Foi uma grande festa e ainda sinto como se ela nunca tivesse terminado.
Meses depois do carnaval, não me lembro o motivo pelo
qual Miltinho e eu fomos ao ambulatório. Sei que lá, encontramos Dona Julieta.
Dona Julieta tinha quatro filhas, todas bonitas, um
pouco assanhadinhas, é verdade. Ouvimos quando Dona Julieta falou com tristeza
para o doutor:
- Doutor Chicão, minhas meninas não estão muito bem, estão
com as barrigas inchadas, acho que é barriga d´água. O que o senhor pode fazer?
Doutor Chicão ouviu atentamente o lamento de Dona
Julieta e lhe falou:
-Fique tranquila. É a água do poço. Antes de beber,
ferva. Mas de qualquer forma, traga suas meninas aqui.
Enquanto o doutor tranquilizava Dona Julieta, Miltinho
me cutucava e dizia baixinho:
- Marquinhos.
- O que é Miltinho? Eu lhe perguntava.
Percebi que Miltinho estava preocupado e que estava
querendo falar com o doutor. Ele não resistiu e gritou:
- Doutor! Elas beberam a água da casa do Zé Boquinha!
- Como é, Miltinho? Que conversa é essa? Perguntou o doutor,
olhando para o rosto já pálido de Dona Julieta.
Incentivado pela pergunta do doutor, Miltinho contou
um terrível segredo:
-Sim, doutor, a água da casa do Zé Boquinha! Nós
ouvimos ele falar para as meninas de Dona Julieta, “vamos tomar uma aguinha, lá
em casa, quem bebe da água lá de casa, nunca mais esquece”.
Silêncio, silêncio, silêncio e mais silêncio...
Tempos depois, para nossa tristeza, alguns homens
vieram com jipes, tratores e caminhões, chegaram na surdina, em uma madrugada e
derrubaram o ambulatório do Doutor Chicão.
O Sargento Pestana falava com cara de mau, sorrindo e orgulhoso
que acabou com o médico comunista e subversivo.
Passamos dias com infinita tristeza, com pena e
saudades do nosso médico e amigão.
Para nossa alegria, dias depois, vimos Maria do
Rosário, com uma mala, embarcando em um carro, lá dentro, além do motorista,
havia outra pessoa, Doutor Chicão. Ficamos tristes por ele ir embora, também
porque levou nossa musa, mas ficamos felizes por ter ido em paz e por ficarmos
livres de suas terríveis injeções de Benzetacil.
Nunca mais tivemos notícias de Doutor Chicão e Maria
do Rosário. Acreditamos que foram felizes.

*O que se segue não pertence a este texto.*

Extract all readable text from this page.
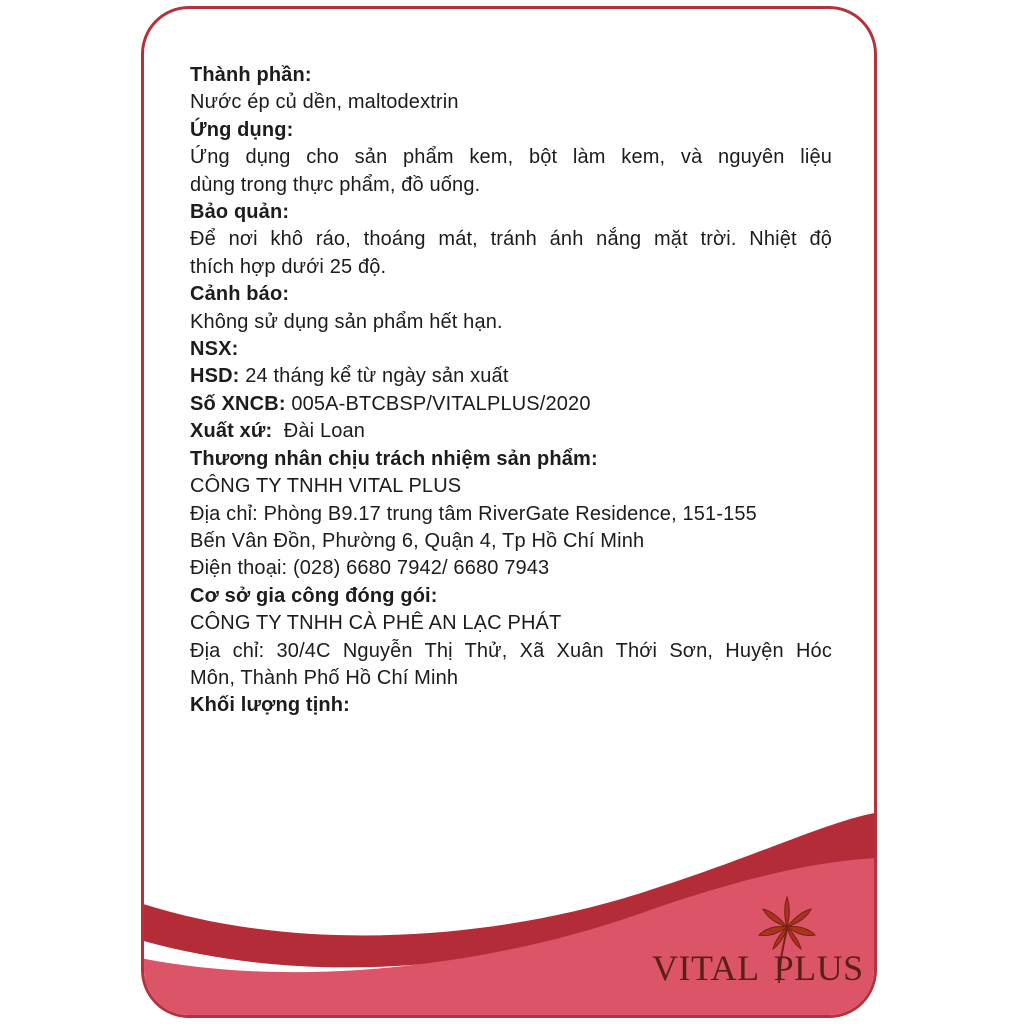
Thành phần:
Nước ép củ dền, maltodextrin
Ứng dụng:
Ứng dụng cho sản phẩm kem, bột làm kem, và nguyên liệu
dùng trong thực phẩm, đồ uống.
Bảo quản:
Để nơi khô ráo, thoáng mát, tránh ánh nắng mặt trời. Nhiệt độ
thích hợp dưới 25 độ.
Cảnh báo:
Không sử dụng sản phẩm hết hạn.
NSX:
HSD: 24 tháng kể từ ngày sản xuất
Số XNCB: 005A-BTCBSP/VITALPLUS/2020
Xuất xứ:  Đài Loan
Thương nhân chịu trách nhiệm sản phẩm:
CÔNG TY TNHH VITAL PLUS
Địa chỉ: Phòng B9.17 trung tâm RiverGate Residence, 151-155
Bến Vân Đồn, Phường 6, Quận 4, Tp Hồ Chí Minh
Điện thoại: (028) 6680 7942/ 6680 7943
Cơ sở gia công đóng gói:
CÔNG TY TNHH CÀ PHÊ AN LẠC PHÁT
Địa chỉ: 30/4C Nguyễn Thị Thử, Xã Xuân Thới Sơn, Huyện Hóc
Môn, Thành Phố Hồ Chí Minh
Khối lượng tịnh:
VITAL PLUS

Eles mereciam e eram pessoas
especiais.
Zé Boquinha, encontrei muitos anos depois em um baile
de carnaval do Arakan Clube, estava fantasiado de Adão rodeado por um grupo de
garotas vestidas de Eva.
Hoje, sei que nós humanos também somos movidos pela
saudade.
Mas como dizia Doutor Chicão: “não há medicina, nem
esparadrapo, nem bandagem ou Penicilina que possa curar uma ferida que se chama
saudade”.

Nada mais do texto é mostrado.